Monday, May 22, 2006

When a founder is not a saint...

I don’t know the details of the cases and, to be honest, I don’t want to. But finally it looks as if the Vatican has made a decisive move on the long running case of Fr Marciel Maciel, the founder of the Legionaries of Christ:

The Vatican Press Office released the following communiqué today, May 19, 2006. This is an English translation of the Italian original.

COMMUNIQUE OF THE PRESS OFFICE OF THE HOLY SEE

In reference to news reports diffused concerning the person of the Founder of the Legionaries of Christ, the Reverend Fr. Marcial Maciel Degollado, the Press Office of the Holy See communicates the following:
Beginning in 1998, the Congregation for the Doctrine of the Faith received accusations, already in part made public, against the Reverend Fr. Marcial Maciel Degollado, founder of the Congregation of the Legionaries of Christ, for offenses reserved to the exclusive competence of the dicastery. In 2002, the Reverend Maciel published a declaration for denying the accusations and for expressing his displeasure at the offense provoked by some ex-members of the Legionaries of Christ.
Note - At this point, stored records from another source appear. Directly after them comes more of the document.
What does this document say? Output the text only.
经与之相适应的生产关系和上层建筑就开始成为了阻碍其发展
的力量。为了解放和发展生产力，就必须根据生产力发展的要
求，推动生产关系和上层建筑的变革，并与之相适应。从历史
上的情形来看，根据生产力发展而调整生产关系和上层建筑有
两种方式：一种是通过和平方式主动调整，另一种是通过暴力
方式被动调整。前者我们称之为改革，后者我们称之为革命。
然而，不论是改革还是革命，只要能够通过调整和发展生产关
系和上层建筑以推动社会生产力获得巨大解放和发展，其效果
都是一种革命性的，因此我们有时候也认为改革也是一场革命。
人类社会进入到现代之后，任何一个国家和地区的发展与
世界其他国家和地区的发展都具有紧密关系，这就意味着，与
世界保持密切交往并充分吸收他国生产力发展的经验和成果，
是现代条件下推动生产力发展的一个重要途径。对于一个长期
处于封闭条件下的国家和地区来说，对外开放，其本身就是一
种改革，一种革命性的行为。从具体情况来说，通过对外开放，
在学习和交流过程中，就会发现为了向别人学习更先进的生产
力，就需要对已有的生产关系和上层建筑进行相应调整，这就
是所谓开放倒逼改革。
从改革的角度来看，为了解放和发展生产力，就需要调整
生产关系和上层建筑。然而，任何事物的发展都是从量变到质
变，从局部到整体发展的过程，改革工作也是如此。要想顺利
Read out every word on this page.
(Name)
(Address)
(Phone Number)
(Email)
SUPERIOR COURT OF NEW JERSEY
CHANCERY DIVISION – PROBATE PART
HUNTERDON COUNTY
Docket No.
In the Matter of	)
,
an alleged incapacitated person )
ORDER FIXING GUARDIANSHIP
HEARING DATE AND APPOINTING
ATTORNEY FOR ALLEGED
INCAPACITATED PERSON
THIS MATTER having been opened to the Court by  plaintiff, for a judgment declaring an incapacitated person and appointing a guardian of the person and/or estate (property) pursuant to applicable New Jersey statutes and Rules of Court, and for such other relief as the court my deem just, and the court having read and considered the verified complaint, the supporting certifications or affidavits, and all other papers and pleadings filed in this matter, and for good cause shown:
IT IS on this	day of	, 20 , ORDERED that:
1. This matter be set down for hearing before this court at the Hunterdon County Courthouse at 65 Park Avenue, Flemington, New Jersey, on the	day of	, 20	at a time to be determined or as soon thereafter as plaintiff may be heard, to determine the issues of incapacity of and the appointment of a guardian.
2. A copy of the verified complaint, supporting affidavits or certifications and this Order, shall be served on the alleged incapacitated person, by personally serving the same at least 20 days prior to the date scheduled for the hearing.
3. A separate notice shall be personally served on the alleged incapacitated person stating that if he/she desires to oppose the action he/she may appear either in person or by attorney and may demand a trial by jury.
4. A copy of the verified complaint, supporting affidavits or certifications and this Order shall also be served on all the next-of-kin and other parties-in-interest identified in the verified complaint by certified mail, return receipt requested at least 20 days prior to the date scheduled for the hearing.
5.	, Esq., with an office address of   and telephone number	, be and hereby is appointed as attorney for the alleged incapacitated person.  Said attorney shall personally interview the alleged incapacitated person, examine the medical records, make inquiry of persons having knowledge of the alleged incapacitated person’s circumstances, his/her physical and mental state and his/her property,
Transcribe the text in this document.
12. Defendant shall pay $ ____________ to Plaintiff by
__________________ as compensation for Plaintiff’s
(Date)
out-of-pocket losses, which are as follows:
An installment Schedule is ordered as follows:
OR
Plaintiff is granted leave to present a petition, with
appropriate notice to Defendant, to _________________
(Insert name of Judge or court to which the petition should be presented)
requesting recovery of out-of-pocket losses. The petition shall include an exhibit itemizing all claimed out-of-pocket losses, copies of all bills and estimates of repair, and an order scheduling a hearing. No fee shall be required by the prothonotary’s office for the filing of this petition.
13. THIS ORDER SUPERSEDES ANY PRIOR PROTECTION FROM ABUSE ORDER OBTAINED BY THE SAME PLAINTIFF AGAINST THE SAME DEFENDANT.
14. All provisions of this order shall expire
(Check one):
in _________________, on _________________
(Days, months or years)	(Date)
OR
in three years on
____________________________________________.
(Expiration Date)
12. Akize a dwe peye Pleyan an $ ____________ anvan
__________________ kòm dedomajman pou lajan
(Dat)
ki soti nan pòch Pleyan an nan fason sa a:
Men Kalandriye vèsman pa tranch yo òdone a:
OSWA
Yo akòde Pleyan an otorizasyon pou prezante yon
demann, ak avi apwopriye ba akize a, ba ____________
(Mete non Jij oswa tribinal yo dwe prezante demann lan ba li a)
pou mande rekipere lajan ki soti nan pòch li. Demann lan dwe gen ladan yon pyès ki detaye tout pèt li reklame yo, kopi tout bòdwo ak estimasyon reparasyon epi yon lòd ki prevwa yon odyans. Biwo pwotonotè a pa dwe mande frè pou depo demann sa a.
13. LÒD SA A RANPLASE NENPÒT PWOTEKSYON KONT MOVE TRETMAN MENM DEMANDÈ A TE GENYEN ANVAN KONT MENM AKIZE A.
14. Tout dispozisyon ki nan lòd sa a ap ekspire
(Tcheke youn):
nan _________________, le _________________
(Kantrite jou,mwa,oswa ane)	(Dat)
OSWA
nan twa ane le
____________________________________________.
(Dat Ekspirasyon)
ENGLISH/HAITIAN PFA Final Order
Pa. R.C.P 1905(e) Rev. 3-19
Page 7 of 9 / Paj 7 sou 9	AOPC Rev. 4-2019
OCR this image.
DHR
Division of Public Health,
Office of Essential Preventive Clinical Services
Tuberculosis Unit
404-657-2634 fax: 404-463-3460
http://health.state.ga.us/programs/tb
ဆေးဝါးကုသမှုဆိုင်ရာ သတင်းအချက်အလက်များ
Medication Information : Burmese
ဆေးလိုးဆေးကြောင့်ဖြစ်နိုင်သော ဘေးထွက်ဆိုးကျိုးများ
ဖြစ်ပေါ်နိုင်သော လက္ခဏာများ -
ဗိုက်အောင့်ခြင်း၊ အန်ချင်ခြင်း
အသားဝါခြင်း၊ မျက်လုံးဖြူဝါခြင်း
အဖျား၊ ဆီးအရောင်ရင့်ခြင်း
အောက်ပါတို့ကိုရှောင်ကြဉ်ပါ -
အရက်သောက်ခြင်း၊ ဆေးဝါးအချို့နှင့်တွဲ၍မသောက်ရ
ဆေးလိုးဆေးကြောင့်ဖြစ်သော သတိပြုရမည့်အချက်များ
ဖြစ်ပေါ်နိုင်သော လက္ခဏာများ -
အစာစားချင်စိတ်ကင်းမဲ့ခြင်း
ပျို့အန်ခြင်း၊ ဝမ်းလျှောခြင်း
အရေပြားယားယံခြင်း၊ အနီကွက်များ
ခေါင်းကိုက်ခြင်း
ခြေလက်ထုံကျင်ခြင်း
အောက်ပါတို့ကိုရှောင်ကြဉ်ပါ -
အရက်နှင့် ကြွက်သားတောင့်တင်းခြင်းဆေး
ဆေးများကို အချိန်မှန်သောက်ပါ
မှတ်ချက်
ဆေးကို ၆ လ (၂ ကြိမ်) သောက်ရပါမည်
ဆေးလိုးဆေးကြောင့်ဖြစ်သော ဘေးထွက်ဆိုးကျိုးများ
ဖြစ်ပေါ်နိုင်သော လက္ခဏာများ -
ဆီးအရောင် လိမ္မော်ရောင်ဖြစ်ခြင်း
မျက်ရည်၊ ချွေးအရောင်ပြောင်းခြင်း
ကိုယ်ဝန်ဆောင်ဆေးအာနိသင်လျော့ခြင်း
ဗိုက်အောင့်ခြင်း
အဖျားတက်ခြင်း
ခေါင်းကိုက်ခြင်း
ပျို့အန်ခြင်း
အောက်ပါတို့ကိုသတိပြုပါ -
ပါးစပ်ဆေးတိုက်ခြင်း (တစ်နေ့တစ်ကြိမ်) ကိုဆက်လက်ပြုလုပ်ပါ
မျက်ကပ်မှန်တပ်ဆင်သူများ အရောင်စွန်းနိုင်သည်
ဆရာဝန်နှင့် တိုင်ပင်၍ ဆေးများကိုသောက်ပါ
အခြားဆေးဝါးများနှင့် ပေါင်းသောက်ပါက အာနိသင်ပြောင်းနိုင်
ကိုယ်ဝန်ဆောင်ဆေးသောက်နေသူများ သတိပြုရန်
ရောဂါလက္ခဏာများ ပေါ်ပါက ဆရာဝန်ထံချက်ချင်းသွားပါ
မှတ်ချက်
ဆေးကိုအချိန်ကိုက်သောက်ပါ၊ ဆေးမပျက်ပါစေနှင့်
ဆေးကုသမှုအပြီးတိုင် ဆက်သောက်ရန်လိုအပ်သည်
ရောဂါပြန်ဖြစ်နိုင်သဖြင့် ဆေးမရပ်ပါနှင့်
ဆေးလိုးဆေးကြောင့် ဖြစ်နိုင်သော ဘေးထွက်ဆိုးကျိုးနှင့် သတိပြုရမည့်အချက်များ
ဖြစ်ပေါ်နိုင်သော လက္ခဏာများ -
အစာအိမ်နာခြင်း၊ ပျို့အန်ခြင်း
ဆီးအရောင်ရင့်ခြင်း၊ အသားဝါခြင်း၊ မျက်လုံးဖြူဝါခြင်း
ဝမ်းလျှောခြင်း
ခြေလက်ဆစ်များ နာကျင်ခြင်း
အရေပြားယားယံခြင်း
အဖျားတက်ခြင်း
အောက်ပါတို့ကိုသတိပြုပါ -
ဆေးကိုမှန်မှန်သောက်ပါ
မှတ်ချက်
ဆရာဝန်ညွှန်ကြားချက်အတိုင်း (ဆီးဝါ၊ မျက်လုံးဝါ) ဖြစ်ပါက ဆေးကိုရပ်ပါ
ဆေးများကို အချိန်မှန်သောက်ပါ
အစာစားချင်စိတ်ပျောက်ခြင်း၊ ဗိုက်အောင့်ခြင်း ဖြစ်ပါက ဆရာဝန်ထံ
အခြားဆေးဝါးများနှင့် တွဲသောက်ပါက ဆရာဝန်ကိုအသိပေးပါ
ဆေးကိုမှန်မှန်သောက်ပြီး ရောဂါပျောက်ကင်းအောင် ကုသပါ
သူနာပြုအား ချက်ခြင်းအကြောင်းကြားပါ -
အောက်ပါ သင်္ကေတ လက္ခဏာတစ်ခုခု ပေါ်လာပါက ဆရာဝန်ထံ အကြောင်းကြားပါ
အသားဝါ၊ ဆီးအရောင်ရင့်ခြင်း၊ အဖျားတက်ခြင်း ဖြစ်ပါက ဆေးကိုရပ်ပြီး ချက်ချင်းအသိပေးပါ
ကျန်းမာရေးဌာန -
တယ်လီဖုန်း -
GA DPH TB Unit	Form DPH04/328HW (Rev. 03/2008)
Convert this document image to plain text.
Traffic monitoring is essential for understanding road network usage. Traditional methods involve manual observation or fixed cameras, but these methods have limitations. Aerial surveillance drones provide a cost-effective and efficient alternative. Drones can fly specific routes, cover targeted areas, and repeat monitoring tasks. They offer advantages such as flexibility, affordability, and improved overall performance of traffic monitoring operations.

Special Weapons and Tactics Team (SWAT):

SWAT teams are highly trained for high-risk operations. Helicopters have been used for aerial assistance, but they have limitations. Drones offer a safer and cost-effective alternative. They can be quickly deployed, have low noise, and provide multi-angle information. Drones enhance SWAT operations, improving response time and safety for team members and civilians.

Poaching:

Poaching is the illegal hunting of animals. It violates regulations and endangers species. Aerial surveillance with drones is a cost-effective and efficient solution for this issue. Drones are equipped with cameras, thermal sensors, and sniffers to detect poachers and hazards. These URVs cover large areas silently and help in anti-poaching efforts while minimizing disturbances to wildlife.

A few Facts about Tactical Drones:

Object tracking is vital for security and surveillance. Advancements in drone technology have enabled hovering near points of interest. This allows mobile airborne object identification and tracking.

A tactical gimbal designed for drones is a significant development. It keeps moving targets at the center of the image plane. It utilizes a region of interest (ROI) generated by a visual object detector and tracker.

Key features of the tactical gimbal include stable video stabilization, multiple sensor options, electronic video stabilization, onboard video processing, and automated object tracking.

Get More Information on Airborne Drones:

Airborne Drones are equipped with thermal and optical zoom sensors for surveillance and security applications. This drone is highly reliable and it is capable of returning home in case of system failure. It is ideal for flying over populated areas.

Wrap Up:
In 2005, for reasons of advanced age, the Reverend Maciel withdrew himself from the office of Superior General of the Congregation of the Legionaries of Christ.

All these elements were the object of mature examination on the part of the Congregation for the Doctrine of the Faith, and, in accordance with the motu proprio “Sacramentorum sanctitatis tutela” promulgated April 30, 2001, by the Servant of God John Paul II, the then-Prefect of the Congregation for the Doctrine of the Faith, His Eminence Cardinal Joseph Ratzinger, authorized an investigation of the accusations. In the meantime, the death of Pope John Paul II happened and the election of Cardinal Ratzinger as the new Pontiff.

After having submitted the results of the investigation to an attentive study, the Congregation for the Doctrine of the Faith, under the guide of its new Prefect, His Eminence Cardinal William Levada, decided – taking account of the advanced age of the Reverend Maciel and his delicate health – to renounce any canonical process and to invite the Father to a reserved life of prayer and penance, renouncing every public ministry. The Holy Father has approved these decisions.

Independently of the person of the Founder, the worthy apostolate of the Legionaries of Christ and the Regnum Christi Association is recognized with gratitude.

[Original Text: Italian]

Lots more news and reflections can be found on the Websites of the National Catholic Reporter , Amy Welborn, and Sandro Magister.

While noting that the Vatican Communiqué does not (in so many words) declare Fr Maciel guilty of the accusations that have been brought against him, I think the important point in the Vatican Communiqué however is that last: Independently of the person of the Founder, the worthy apostolate of the Legionaries of Christ and the Regnum Christi Association is recognized with gratitude.”

The point is that too often, religious orders and movements (eg. Legionaries of Christ, Opus Dei) have assumed that their founders must be saints for the simple reason that they did such monumentally excellent and saintly work in founding the order or movement in question.

On the other hand, there are always many others who are ready to point out with glee the moral and personal failings of the founders with the hope that the order/movement itself (eg. Legionaries of Christ, Opus Dei) will be brought into disrepute and rendered ineffectual.

Let us always be clear on this: being a sinner—even a very wicked one—doesn’t mean that God can't use you for a saintly purpose. God can—and does—work with the most amazingly rotten raw-material to build his holy Church. That’s a point that is awfully close to the very heart of the Christian gospel.

Papa Benny, almost 40 years ago, wrote in “Introduction to Christianity” that:

"The Church is not called "holy" in the Creed because her members, collectively and individually, are holy, sinless men... The sharpest critics of the Church in our time secretly live on this dream and, when they find it disappointed, bang the door fo the house shut again and denouce it as deceit... The holiness of the Church consists in that power of sanctification which God exerts in her in spite of human sinfulness."

Shortly after this passage, he goes on:

"God has drawn sin to himself, made it his lot, and so revealed what true "holiness" is: not separation, but union; not judgement, but redeeming love. Is the Church not simply the continuation of God's deliberate plunge into human wretchedness? ...Is there not revealed in the unholy holiness of the Church, as opposed to man's expectation of purity, God's true holiness, which is love, love that does not keep its distance in a sort of aristocratic untouchable purity but mixes with the dirt of the world, in order thus to overcome it?"

Let he who is without sin cast the first stone.